RFC: Expanding scope of API

[lightclient]

The current design of the API is focused on simplicity, with the goal of providing an interface for receiving blocks from a single, trusted builder. This scenario is contrived though, because in reality there will be additional software involved, such as a multiplexer like mev-boost and relays which create a buffer between builders and proposers.

Expanding the scope of the API beyond the contrived architectural view may make sense to better accommodate these designs, so I would like others to weigh in.

status Endpoint

The status endpoint is defined to return whether the builder is operating normally and able to produce blocks. It's undefined what the response for this endpoint should be when called against a multiplexer. It could return "OK" as long as one connected relay is up, or maybe only return "OK" if all configured relays are up.

I am okay with this being an implementation detail of the multiplexer. As long as that software believes it can retrieve blocks, it should return "OK".

Both relay and builder signature in Bid

Expanding the definition of the Bid object to include signatures from both the relay and the builder would give the proposer additional insight into the entity that actually built the block.

I think an issue with this is that the relay can simply fill out the builder signature with another key pair they have on hand and continue masking the builder's real identity.

--

My current opinion is to not expand the scope, but rather focus on the functionality provided by the API to make sure it is adequate to build more complicated systems on top of. Right now, only the most basic protocol for retrieving external blocks is defined. This allows a great deal of flexibility. For example, CLs who want to implement mev-boost natively do not have specialized fields for mev-boost that they need to worry about.

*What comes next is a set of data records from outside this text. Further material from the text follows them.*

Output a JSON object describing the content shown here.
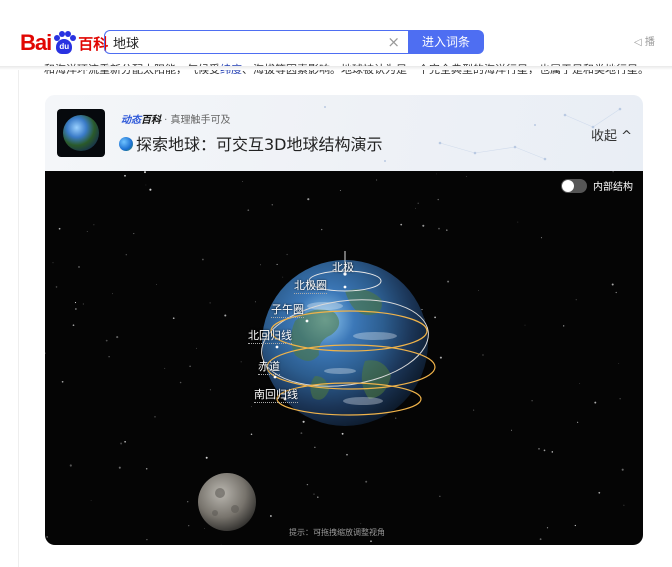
{
  "header": {
    "logo": {
      "bai": "Bai",
      "du": "du",
      "baike": "百科"
    },
    "search": {
      "value": "地球",
      "clear": "×"
    },
    "search_button": "进入词条",
    "speaker": "◁ 播"
  },
  "bg_text": {
    "before": "和海洋环流重新分配太阳能，气候受",
    "link": "纬度",
    "after": "、海拔等因素影响。地球被认为是一个完全典型的海洋行星，也属于是和类地行星。"
  },
  "card": {
    "badge": {
      "dong": "动态",
      "bk": "百科",
      "sep": " · ",
      "slogan": "真理触手可及"
    },
    "title": "探索地球：可交互3D地球结构演示",
    "collapse": "收起 ^",
    "toggle_label": "内部结构",
    "toggle_on": false,
    "labels": {
      "north_pole": "北极",
      "arctic_circle": "北极圈",
      "prime_meridian": "子午圈",
      "tropic_cancer": "北回归线",
      "equator": "赤道",
      "tropic_capricorn": "南回归线"
    },
    "hint": "提示：可拖拽缩放调整视角"
  },
  "colors": {
    "accent": "#4e6ef2",
    "baidu_red": "#e10602",
    "baidu_blue": "#2932e1",
    "orbit": "#f0b34a"
  }
}
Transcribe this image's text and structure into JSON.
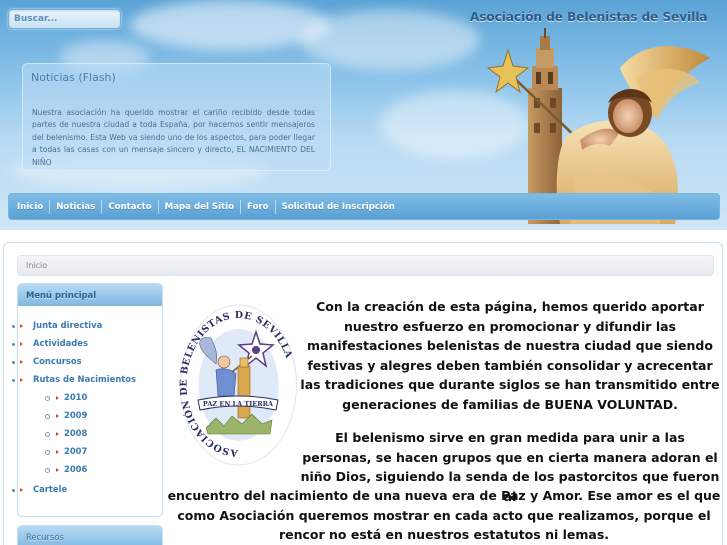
{
  "search": {
    "placeholder": "Buscar..."
  },
  "header": {
    "site_title": "Asociación de Belenistas de Sevilla"
  },
  "news": {
    "title": "Noticias (Flash)",
    "text": "Nuestra asociación ha querido mostrar el cariño recibido desde todas partes de nuestra ciudad a toda España, por hacernos sentir mensajeros del belenismo. Esta Web va siendo uno de los aspectos, para poder llegar a todas las casas con un mensaje sincero y directo, EL NACIMIENTO DEL NIÑO"
  },
  "nav": {
    "items": [
      {
        "label": "Inicio"
      },
      {
        "label": "Noticias"
      },
      {
        "label": "Contacto"
      },
      {
        "label": "Mapa del Sitio"
      },
      {
        "label": "Foro"
      },
      {
        "label": "Solicitud de Inscripción"
      }
    ]
  },
  "breadcrumb": {
    "current": "Inicio"
  },
  "main_menu": {
    "title": "Menú principal",
    "items": [
      {
        "label": "Junta directiva"
      },
      {
        "label": "Actividades"
      },
      {
        "label": "Concursos"
      },
      {
        "label": "Rutas de Nacimientos"
      },
      {
        "label": "Cartele"
      }
    ],
    "sub_items": [
      {
        "label": "2010"
      },
      {
        "label": "2009"
      },
      {
        "label": "2008"
      },
      {
        "label": "2007"
      },
      {
        "label": "2006"
      }
    ]
  },
  "resources_menu": {
    "title": "Recursos"
  },
  "seal": {
    "ring_text": "ASOCIACIÓN DE BELENISTAS DE SEVILLA",
    "banner": "PAZ EN LA TIERRA"
  },
  "article": {
    "p1": "Con la creación de esta página, hemos querido aportar nuestro esfuerzo en promocionar y difundir las manifestaciones belenistas de nuestra ciudad que siendo festivas y alegres deben también consolidar y acrecentar las tradiciones que durante siglos se han transmitido entre generaciones de familias de BUENA VOLUNTAD.",
    "p2_a": "El belenismo sirve en gran medida para unir a las personas, se hacen grupos que en cierta manera adoran el niño Dios, siguiendo la senda de los pastorcitos que fueron al",
    "p2_b": "encuentro del nacimiento de una nueva era de Paz y Amor. Ese amor es el que como Asociación queremos mostrar en cada acto que realizamos, porque el rencor no está en nuestros estatutos ni lemas."
  },
  "colors": {
    "nav_bg": "#5a9fd4",
    "link": "#3a79b3",
    "title": "#2f5b87",
    "bullet_arrow": "#d24b2a"
  }
}
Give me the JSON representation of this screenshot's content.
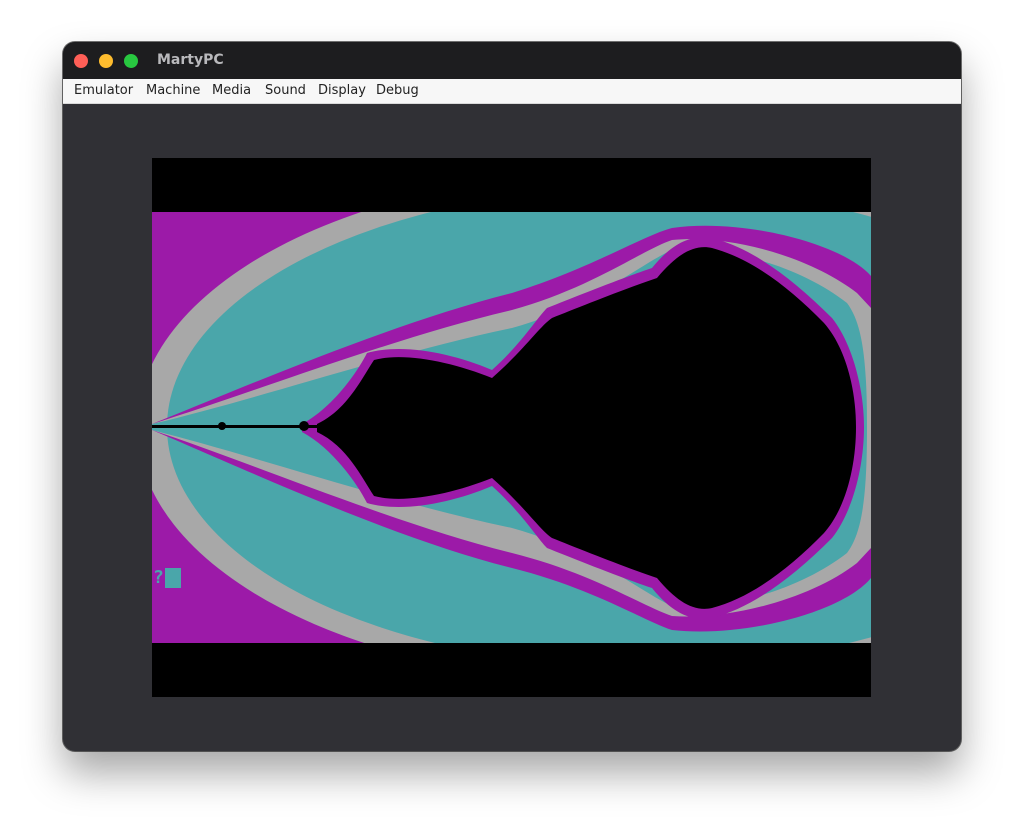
{
  "window": {
    "title": "MartyPC"
  },
  "menu": {
    "items": [
      {
        "label": "Emulator"
      },
      {
        "label": "Machine"
      },
      {
        "label": "Media"
      },
      {
        "label": "Sound"
      },
      {
        "label": "Display"
      },
      {
        "label": "Debug"
      }
    ]
  },
  "display": {
    "palette": {
      "magenta": "#9c1aa8",
      "grey": "#a8a8a8",
      "cyan": "#4aa6aa",
      "black": "#000000"
    },
    "prompt": {
      "char": "?"
    }
  }
}
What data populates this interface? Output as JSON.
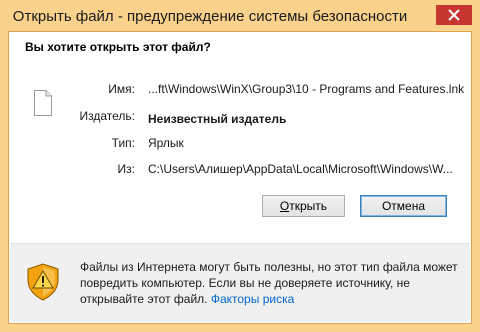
{
  "window": {
    "title": "Открыть файл - предупреждение системы безопасности"
  },
  "dialog": {
    "question": "Вы хотите открыть этот файл?",
    "fields": {
      "name_label": "Имя:",
      "name_value": "...ft\\Windows\\WinX\\Group3\\10 - Programs and Features.lnk",
      "publisher_label": "Издатель:",
      "publisher_value": "Неизвестный издатель",
      "type_label": "Тип:",
      "type_value": "Ярлык",
      "from_label": "Из:",
      "from_value": "C:\\Users\\Алишер\\AppData\\Local\\Microsoft\\Windows\\W..."
    },
    "buttons": {
      "open_prefix": "",
      "open_underlined": "О",
      "open_rest": "ткрыть",
      "cancel": "Отмена"
    }
  },
  "footer": {
    "warning_text": "Файлы из Интернета могут быть полезны, но этот тип файла может повредить компьютер. Если вы не доверяете источнику, не открывайте этот файл.",
    "risk_link": "Факторы риска"
  },
  "icons": {
    "close": "close-icon",
    "file": "file-icon",
    "shield": "warning-shield-icon"
  },
  "colors": {
    "title_bar": "#fbd28c",
    "close_button": "#c7372f",
    "link": "#0066cc",
    "footer_bg": "#f0f0f0"
  }
}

If there are other compelling examples / reasons for expanding the scope, please share them here.

[metachris]

my 2c:

• status endpoint: is now already part of the spec (status.yaml) and returns 200 if it is running. We could define an additional response payload indicating further system status, but I agree that 200 (and no payload) is the basic response if it believes it can retrieve blocks.
• signatures: the current setup is that the bid contains the builder pubkey and the relay signature. This should be enough since the builder must trust the relay anyway. The communication between builders and relays might be very different from the current request/response interaction, for instance setting up an authenticated connection and then have the builder stream blocks to the relay without additional signatures. This will be worked on soon, and I think we could keep the spec as-is until we'll know more about the implementation details.

[lightclient]

Going to close this as we have a few other issues/PRs tracking these things. I think there was a miscommunication at some point though, but I think the signature and pubkey of an object should by in sync. I wasn't explicit above by saying the relay could replace the signature with their own - I also meant they would replace the pubkey, because without this property the signature would not be verifiable in isolation.